Kelahiran ludruk ditengarai oleh munculnya seni lerok dan selanjutnya besutan. Jika merunut pada munculnya parikan atau syair yang biasa digunakan dalam ludruk, parikan sudah berkembang di Jawa Timur sejak akhir abad ke-16, bersamaan dengan munculnya kesenian ludruk bandan. Kesenian ini sangat sederhana, para pemainnya berkeliling dari desa ke desa dengan mempertunjukkan kehebatan ilmu kebal dan sejenisnya.

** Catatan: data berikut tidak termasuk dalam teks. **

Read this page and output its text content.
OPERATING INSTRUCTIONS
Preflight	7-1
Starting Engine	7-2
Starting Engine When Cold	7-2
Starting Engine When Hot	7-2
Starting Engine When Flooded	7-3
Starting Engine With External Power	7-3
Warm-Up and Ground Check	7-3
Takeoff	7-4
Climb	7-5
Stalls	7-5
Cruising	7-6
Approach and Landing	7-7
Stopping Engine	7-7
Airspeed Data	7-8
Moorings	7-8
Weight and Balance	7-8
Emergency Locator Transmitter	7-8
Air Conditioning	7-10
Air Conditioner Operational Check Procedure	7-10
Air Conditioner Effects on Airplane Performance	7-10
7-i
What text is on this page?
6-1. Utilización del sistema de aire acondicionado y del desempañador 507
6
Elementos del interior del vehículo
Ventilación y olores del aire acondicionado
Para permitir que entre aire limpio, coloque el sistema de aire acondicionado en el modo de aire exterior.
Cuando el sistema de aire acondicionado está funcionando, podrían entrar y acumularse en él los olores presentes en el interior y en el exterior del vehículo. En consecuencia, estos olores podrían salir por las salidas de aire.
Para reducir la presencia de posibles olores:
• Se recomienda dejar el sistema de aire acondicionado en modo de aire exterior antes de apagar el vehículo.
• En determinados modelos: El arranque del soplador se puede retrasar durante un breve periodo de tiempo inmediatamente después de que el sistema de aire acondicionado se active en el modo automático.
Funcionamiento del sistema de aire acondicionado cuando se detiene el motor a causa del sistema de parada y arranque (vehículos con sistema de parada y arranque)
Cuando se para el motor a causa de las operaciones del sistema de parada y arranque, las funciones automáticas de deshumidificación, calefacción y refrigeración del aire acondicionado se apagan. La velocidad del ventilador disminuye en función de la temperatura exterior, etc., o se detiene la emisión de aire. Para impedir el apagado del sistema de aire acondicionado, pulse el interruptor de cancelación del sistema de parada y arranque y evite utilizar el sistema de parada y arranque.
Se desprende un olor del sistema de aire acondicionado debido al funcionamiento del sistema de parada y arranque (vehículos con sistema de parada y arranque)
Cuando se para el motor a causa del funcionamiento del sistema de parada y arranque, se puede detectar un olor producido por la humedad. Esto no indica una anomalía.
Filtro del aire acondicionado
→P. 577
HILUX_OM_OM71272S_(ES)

Ludruk telah mengalami transformasi atau perubahan bentuk sebanyak 4 kali. Diawali dari ludruk bandan, lerok, lalu besutan, setelah itu baru dikenal sandiwara ludruk seperti yang ada saat ini. Namun demikian, hingga kini belum ada penelitian yang teruji secara ilmiah mengenai asal usul ludruk. Adanya berbagai versi tentang ludruk dan tokoh-tokohnya memiliki versinya masing-masing. Mereka seakan-akan enggan memberi pernyataan bahwa pendapatnyalah yang paling benar.